Making connectivity and computation available at the edge of the network, in challenging environments, where infrastructure is limited or not available.
 


Funder Horizon 2020
Amount € 3 000 000

Project website http://www.umobile-project.eu/

Research theme logos - Ubiquitous Connectivity
Research topics  Delay-Tolerant Networks | Ubiquitous and Mobile Computing | Information-Centric Networks | Edge Computing | Community Networks

Description

Cars, sensors, home appliances, every device in the daily life of citizens is becoming a constituent in Future Internet, adding to the need to reconsider requirements and assumptions in terms of network availability and affordability to support the ever increasing traffic demand. Still, the current Internet can only evolve adequately, if its infrastructure can be devised to accommodate the emerging services. The increased cost of adding new infrastructure and capacity has a drastic effect on rural and remote communities as well as nomadic users as they become marginalized by not gaining access to crucial Internet services. Our goal is to make the Future Internet universally pervasive supporting a diverse set of services.

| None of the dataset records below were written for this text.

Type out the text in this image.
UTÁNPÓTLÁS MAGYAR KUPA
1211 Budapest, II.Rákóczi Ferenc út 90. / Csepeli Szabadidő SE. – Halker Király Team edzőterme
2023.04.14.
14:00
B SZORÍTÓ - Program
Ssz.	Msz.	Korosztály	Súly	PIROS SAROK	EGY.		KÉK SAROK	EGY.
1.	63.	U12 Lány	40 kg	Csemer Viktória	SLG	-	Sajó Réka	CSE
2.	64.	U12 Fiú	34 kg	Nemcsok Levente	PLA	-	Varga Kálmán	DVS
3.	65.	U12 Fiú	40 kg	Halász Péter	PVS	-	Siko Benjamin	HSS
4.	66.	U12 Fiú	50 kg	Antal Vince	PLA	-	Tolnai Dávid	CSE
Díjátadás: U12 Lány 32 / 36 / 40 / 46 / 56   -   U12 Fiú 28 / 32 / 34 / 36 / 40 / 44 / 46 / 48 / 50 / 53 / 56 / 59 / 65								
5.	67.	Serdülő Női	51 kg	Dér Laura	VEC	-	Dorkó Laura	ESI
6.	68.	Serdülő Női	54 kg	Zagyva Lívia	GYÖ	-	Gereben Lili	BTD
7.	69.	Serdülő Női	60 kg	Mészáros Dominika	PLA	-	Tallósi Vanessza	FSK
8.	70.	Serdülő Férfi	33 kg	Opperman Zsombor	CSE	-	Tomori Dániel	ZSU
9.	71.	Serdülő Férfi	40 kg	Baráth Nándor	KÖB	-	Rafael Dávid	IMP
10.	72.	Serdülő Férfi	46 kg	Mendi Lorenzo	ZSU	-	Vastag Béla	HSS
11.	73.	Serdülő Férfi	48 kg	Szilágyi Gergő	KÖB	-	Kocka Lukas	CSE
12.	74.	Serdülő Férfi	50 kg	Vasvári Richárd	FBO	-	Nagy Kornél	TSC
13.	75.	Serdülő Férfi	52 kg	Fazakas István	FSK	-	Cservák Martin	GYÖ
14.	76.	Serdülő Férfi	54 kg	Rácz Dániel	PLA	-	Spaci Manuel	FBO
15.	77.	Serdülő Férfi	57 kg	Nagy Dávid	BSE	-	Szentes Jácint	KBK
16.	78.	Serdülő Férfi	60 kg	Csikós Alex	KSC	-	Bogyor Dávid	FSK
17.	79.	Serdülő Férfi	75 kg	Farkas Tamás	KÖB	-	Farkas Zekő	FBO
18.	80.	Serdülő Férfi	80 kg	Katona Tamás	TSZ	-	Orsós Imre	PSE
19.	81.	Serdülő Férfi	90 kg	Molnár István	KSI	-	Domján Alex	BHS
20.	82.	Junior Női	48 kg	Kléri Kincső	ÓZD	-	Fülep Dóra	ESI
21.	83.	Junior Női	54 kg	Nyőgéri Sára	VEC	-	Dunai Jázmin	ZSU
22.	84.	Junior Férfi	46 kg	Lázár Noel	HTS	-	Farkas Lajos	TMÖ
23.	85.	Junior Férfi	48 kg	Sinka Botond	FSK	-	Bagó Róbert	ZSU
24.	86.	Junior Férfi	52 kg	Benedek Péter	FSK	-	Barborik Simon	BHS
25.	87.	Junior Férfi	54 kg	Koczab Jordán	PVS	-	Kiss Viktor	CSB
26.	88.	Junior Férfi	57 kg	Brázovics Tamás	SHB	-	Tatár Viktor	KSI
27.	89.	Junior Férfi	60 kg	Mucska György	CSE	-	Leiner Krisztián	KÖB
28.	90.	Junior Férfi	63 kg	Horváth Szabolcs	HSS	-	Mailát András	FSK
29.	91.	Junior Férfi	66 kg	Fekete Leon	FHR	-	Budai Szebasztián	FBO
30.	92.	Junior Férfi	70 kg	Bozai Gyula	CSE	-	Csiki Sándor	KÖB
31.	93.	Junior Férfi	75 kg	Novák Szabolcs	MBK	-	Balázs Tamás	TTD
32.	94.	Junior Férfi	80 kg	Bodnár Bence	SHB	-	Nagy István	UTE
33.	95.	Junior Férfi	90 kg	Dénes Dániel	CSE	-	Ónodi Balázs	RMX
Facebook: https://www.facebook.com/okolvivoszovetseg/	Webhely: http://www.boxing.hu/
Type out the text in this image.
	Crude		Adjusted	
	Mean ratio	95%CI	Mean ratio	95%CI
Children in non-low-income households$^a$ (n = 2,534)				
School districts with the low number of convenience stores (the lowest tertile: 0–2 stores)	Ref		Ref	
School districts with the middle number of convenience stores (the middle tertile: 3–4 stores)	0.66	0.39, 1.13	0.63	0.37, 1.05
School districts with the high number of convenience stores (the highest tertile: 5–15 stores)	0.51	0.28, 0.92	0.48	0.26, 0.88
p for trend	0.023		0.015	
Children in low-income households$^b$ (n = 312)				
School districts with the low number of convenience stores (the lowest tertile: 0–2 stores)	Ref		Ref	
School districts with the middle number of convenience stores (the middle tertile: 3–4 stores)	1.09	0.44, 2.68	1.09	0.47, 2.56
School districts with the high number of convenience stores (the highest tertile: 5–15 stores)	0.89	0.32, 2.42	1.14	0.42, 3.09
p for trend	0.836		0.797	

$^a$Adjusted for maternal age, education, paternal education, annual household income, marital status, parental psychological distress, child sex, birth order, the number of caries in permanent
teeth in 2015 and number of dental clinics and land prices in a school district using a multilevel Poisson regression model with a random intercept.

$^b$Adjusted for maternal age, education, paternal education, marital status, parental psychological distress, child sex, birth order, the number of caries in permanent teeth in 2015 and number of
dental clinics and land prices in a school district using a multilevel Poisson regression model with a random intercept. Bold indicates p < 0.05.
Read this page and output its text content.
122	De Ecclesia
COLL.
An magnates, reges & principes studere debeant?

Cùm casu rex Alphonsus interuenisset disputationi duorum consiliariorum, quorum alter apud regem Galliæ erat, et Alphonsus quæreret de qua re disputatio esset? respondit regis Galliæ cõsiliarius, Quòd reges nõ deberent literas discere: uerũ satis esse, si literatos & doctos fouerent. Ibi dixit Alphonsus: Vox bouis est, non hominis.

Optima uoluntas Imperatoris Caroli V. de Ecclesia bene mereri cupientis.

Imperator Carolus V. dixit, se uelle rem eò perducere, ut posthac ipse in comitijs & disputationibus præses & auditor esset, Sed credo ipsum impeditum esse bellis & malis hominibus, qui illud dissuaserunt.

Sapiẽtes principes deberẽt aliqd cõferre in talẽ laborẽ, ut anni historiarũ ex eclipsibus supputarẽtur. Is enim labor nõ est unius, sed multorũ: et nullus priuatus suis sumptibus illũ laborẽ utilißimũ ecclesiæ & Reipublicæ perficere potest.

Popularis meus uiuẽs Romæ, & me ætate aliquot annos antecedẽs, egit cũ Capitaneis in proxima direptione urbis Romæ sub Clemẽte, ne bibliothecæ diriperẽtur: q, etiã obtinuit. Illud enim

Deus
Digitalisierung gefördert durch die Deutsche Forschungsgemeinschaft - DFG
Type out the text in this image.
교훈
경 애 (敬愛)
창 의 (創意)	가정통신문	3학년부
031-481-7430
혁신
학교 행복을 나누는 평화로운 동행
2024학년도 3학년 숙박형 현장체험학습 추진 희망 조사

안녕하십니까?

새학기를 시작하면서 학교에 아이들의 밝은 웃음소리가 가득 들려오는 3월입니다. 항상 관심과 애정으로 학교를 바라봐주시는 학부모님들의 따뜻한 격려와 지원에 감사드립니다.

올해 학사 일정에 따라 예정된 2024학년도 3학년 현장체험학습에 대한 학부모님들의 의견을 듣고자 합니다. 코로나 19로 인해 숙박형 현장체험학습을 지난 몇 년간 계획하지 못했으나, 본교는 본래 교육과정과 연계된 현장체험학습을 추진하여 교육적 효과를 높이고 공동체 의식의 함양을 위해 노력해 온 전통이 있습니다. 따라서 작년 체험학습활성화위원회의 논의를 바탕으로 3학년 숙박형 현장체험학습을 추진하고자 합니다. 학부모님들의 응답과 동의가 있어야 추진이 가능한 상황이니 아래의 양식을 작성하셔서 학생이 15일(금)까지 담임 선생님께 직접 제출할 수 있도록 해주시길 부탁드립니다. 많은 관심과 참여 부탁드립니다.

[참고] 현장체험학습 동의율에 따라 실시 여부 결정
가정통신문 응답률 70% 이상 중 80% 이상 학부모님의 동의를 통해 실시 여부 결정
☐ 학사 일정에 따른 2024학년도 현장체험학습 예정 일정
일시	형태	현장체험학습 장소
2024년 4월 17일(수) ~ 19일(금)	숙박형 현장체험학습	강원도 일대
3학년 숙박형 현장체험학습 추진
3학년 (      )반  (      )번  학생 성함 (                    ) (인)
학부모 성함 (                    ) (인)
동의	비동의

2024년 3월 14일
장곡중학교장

To achieve this, we develop a universal mobile-centric and opportunistic communications architecture (UMOBILE), which integrates the principles of Delay Tolerant Networking (DTN) and Information Centric Networking (ICN) in a common framework.

We utilize the benefits of both ICN and DTN to enable resource exploitation at minimal bandwidth, opportunistic access to information and more localized access to information through novel caching strategies.

UMOBILE focuses on assisting users in getting access to the content they want or content that may be of shared interest to their trust circles. By relying on an instance of the UMOBILE architecture, users are able to share information directly with other peers without relying on infrastructure or expensive connectivity services. The proposed architecture targets the mobile part of the networks, extends Internet connectivity to regions that are not typically covered enhancing network resilience and is fully backward compatible with the current Internet architecture.